In a recent judgement in BIJOY KUMAR MONI VERSUS PARESH MANNA CRIMINAL APPEAL NO. 5556 OF 2024 (Arising out of SLP (Crl) No. 13133/2024) the Supreme Court held that a company’s authorized signatory cannot be held responsible for a bounced cheque under Section 138 of the Negotiable Instruments Act, 1881 unless the company itself is named as the main accused. The Court upheld the decision to acquit a man charged with issuing a dishonoured cheque because the cheque was written on behalf of a company that wasn’t included in the case.

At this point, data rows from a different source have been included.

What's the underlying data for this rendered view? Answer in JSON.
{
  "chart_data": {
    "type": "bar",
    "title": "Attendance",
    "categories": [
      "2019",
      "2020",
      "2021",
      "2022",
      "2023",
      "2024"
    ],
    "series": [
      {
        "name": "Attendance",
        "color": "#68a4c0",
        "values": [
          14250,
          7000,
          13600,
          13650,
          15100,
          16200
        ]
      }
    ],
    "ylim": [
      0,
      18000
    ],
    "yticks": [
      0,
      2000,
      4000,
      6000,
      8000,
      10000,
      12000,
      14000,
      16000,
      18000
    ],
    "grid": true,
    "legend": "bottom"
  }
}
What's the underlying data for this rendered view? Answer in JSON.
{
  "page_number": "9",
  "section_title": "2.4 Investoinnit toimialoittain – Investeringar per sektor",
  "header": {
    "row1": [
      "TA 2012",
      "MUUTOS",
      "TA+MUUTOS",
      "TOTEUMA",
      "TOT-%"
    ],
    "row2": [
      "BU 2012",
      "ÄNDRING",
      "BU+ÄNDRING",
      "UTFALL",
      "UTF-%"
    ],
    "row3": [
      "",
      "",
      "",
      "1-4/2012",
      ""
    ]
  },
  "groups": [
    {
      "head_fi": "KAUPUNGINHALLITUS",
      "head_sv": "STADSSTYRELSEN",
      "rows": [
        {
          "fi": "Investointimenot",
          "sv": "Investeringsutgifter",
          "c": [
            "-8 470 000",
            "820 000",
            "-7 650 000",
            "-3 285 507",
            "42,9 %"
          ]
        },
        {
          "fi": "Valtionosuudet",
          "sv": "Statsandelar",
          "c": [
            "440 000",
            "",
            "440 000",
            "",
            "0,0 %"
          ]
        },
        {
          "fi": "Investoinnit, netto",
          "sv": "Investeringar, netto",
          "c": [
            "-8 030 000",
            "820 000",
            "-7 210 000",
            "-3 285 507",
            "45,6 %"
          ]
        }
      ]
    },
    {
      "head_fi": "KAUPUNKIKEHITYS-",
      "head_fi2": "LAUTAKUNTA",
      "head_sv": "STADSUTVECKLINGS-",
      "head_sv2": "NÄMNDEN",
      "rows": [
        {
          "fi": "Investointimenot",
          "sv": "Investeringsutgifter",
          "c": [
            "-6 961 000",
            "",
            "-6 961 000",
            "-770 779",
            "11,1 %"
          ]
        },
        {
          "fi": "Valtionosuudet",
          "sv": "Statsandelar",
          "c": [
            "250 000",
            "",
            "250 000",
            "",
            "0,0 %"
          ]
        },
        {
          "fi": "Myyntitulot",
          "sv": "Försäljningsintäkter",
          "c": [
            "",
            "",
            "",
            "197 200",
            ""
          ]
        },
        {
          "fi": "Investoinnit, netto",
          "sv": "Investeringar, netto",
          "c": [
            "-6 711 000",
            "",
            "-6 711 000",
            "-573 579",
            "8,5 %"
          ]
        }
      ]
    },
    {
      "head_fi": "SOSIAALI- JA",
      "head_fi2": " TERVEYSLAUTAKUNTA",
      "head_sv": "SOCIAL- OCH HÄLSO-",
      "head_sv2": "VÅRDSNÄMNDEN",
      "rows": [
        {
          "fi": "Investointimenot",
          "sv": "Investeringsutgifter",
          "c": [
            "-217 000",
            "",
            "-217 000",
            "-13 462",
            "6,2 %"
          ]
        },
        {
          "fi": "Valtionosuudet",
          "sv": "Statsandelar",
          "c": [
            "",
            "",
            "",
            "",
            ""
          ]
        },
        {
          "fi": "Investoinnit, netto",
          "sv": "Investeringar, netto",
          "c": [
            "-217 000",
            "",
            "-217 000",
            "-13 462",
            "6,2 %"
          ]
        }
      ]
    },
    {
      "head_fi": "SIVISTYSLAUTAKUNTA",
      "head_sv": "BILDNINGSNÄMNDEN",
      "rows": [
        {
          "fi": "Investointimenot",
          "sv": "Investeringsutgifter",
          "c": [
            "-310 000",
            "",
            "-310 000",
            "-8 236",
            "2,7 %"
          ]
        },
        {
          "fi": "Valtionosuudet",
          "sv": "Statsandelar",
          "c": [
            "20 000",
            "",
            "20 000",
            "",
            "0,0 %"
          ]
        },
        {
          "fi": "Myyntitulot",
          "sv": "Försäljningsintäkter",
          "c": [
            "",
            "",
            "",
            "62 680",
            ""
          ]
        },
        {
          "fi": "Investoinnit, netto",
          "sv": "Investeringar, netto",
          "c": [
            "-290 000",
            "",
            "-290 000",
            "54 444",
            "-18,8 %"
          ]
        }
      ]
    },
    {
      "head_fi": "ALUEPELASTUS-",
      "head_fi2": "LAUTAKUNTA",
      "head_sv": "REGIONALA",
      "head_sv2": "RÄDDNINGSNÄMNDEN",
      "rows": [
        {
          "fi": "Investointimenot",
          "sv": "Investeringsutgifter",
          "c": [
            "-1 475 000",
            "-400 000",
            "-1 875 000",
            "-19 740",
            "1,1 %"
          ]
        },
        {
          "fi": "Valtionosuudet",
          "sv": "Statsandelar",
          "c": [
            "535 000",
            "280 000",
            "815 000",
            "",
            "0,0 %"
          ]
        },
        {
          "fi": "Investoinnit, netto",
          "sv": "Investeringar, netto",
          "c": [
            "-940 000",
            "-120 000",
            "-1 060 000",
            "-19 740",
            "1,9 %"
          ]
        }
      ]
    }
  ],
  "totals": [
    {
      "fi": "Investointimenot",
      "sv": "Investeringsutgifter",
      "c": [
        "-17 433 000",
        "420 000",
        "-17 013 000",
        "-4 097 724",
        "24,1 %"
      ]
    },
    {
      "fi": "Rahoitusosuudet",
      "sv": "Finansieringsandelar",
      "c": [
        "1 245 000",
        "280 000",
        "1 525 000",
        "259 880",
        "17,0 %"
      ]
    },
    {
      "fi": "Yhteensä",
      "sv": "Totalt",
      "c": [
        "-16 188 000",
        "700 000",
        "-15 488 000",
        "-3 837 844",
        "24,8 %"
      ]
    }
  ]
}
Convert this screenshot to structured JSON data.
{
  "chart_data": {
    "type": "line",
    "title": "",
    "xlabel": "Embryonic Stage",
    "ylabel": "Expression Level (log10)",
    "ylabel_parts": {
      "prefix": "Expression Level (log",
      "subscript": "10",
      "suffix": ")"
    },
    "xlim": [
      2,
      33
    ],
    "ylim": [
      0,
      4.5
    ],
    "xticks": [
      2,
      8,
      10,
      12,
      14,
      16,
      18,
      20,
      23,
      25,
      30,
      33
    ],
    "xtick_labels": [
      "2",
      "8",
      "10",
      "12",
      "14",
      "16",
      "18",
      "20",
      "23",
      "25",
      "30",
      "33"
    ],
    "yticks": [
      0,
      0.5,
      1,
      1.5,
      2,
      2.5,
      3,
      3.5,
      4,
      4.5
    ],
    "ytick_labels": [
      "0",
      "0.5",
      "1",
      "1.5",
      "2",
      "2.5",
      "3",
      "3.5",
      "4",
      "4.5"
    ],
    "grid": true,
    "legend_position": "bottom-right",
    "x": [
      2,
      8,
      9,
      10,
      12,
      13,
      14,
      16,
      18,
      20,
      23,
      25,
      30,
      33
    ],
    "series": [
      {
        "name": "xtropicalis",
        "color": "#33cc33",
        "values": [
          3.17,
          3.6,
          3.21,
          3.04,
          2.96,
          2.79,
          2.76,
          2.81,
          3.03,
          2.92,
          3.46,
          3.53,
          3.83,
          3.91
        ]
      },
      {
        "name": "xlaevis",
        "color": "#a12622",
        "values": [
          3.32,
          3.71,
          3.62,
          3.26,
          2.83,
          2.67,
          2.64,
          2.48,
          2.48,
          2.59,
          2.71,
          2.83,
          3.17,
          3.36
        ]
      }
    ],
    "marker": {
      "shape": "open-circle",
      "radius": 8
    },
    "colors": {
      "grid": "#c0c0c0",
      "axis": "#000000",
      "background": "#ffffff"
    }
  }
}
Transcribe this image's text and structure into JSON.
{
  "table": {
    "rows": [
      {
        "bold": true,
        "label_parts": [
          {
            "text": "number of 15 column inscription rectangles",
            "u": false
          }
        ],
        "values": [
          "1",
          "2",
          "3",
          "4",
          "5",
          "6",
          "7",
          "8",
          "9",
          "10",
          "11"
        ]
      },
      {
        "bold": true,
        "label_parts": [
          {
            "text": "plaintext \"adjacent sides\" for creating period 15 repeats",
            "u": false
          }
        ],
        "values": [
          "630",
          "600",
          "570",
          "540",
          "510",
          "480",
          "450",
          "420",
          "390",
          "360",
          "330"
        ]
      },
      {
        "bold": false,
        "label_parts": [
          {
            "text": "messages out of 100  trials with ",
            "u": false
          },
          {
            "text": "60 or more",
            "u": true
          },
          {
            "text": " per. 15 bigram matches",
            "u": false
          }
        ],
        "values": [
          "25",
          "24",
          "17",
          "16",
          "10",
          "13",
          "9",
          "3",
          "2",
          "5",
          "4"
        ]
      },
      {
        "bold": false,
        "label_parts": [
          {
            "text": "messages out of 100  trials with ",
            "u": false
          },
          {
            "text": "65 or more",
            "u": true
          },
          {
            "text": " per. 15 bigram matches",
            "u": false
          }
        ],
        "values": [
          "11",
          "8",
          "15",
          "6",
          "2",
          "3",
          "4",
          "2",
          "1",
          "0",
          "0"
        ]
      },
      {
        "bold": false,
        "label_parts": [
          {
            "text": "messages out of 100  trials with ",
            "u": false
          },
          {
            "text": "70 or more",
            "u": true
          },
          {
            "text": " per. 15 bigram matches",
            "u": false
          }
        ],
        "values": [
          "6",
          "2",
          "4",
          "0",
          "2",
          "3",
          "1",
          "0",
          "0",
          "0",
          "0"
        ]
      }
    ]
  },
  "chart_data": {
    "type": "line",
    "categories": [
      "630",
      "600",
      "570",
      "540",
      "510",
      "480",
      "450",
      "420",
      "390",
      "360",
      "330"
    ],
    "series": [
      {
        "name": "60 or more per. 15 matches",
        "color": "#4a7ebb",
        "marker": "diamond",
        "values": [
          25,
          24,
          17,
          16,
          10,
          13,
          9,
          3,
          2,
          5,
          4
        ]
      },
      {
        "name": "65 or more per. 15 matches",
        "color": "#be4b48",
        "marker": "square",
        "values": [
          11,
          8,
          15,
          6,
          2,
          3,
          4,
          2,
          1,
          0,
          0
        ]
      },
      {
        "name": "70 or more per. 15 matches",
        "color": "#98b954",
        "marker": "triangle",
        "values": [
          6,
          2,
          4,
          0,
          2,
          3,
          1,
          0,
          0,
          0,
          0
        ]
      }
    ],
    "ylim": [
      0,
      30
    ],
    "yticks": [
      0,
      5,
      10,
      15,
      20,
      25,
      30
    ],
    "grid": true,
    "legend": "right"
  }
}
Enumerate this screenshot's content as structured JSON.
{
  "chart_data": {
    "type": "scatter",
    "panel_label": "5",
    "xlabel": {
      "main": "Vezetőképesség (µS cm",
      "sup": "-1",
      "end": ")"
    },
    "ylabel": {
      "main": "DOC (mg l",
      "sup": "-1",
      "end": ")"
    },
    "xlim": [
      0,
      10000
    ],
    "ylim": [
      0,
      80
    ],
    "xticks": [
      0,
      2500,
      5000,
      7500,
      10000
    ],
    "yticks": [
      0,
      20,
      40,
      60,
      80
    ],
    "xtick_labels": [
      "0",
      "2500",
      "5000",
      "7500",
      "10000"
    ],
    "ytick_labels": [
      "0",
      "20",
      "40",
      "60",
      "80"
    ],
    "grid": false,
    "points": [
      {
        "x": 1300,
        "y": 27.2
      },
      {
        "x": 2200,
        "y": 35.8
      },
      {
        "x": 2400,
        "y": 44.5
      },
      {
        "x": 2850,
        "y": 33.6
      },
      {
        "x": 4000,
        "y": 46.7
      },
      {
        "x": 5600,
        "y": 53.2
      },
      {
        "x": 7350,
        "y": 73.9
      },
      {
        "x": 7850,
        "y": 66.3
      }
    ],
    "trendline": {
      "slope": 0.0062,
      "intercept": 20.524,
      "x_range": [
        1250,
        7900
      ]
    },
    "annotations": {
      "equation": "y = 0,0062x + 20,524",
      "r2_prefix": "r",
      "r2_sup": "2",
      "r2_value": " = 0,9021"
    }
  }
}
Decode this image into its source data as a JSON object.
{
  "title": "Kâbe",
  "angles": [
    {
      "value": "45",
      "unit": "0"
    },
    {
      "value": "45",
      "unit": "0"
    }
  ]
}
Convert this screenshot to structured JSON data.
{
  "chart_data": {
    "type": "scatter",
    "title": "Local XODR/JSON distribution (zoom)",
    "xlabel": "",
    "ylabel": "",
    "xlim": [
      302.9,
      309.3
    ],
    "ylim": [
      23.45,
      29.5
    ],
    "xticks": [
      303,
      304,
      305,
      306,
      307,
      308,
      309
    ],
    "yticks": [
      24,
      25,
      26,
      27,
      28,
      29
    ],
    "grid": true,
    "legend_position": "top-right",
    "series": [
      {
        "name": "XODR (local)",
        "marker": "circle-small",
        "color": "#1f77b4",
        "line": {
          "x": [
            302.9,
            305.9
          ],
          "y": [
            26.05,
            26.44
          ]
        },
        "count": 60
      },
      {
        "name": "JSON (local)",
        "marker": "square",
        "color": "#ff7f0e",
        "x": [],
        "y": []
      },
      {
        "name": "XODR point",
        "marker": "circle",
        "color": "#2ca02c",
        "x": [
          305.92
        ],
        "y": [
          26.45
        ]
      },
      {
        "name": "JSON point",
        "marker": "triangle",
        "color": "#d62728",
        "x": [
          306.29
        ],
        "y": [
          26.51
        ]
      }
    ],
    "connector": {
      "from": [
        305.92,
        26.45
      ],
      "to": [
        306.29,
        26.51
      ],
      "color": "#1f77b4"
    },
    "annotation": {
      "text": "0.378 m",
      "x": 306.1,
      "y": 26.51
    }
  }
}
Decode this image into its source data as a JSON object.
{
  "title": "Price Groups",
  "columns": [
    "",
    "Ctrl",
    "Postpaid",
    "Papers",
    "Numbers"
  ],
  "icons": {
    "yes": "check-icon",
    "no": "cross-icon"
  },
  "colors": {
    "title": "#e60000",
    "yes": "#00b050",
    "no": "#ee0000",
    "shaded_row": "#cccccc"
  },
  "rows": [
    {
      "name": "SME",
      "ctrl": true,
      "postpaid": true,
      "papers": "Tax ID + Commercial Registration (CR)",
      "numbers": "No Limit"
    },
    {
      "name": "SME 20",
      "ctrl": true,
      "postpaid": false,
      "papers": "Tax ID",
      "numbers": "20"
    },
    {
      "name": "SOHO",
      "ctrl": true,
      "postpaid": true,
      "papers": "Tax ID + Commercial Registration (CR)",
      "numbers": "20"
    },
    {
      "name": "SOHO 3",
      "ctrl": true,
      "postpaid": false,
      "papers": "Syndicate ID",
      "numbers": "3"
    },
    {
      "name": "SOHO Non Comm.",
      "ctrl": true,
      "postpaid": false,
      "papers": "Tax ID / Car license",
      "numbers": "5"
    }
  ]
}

The Court dismissed claims that the company didn’t need to be involved since the cheque was meant to cover the individual’s personal debt, even though he signed it as the company’s director. They explained that if Shilabati Hospital Pvt. Ltd. had been included in the accusation, the complainant could have demonstrated that the cheque was for a legitimate debt using the presumption in Section 139. However, since the cheque’s signatory wasn’t charged, the High Court was right to say that the individual couldn’t be prosecuted on his own. The only way he could be held accountable was if the company was also accused, but that wasn’t the case, the Court stated.
“Section 138 of the NI Act clearly postulates that the cheque returned for insufficiency of funds should have been drawn by a person on an account maintained by him. It will amount to doing violence to the language of the statute if Section 138 of the Act is interpreted to mean that even if a person draws a cheque on an account not maintained by him, he shall be liable if the cheque is returned for insufficiency of funds. Such an interpretation will lead to absurd and wholly unintended results,” the Court observed.
“The position of law as has been settled by this Court and reiterated in a legion of decisions is that it is only the drawer of the cheque who can be held liable for an offence under Section 138 of the NI Act. Further, this Court has also declared through several pronouncements on the subject that an authorised signatory acting on behalf of the principal cannot be said to be the “drawer” of the cheque “on an account maintained by him with a banker” under Section 138,” it was added.
The Supreme Court relied on NEPC Micon Limited and Others v. Magma Leasing Limited reported in (1999) 4 SCC 253 and Raghu Lakshminarayanan v. Fine Tubes reported in (2007) 5 SCC 103 in support of its conclusion.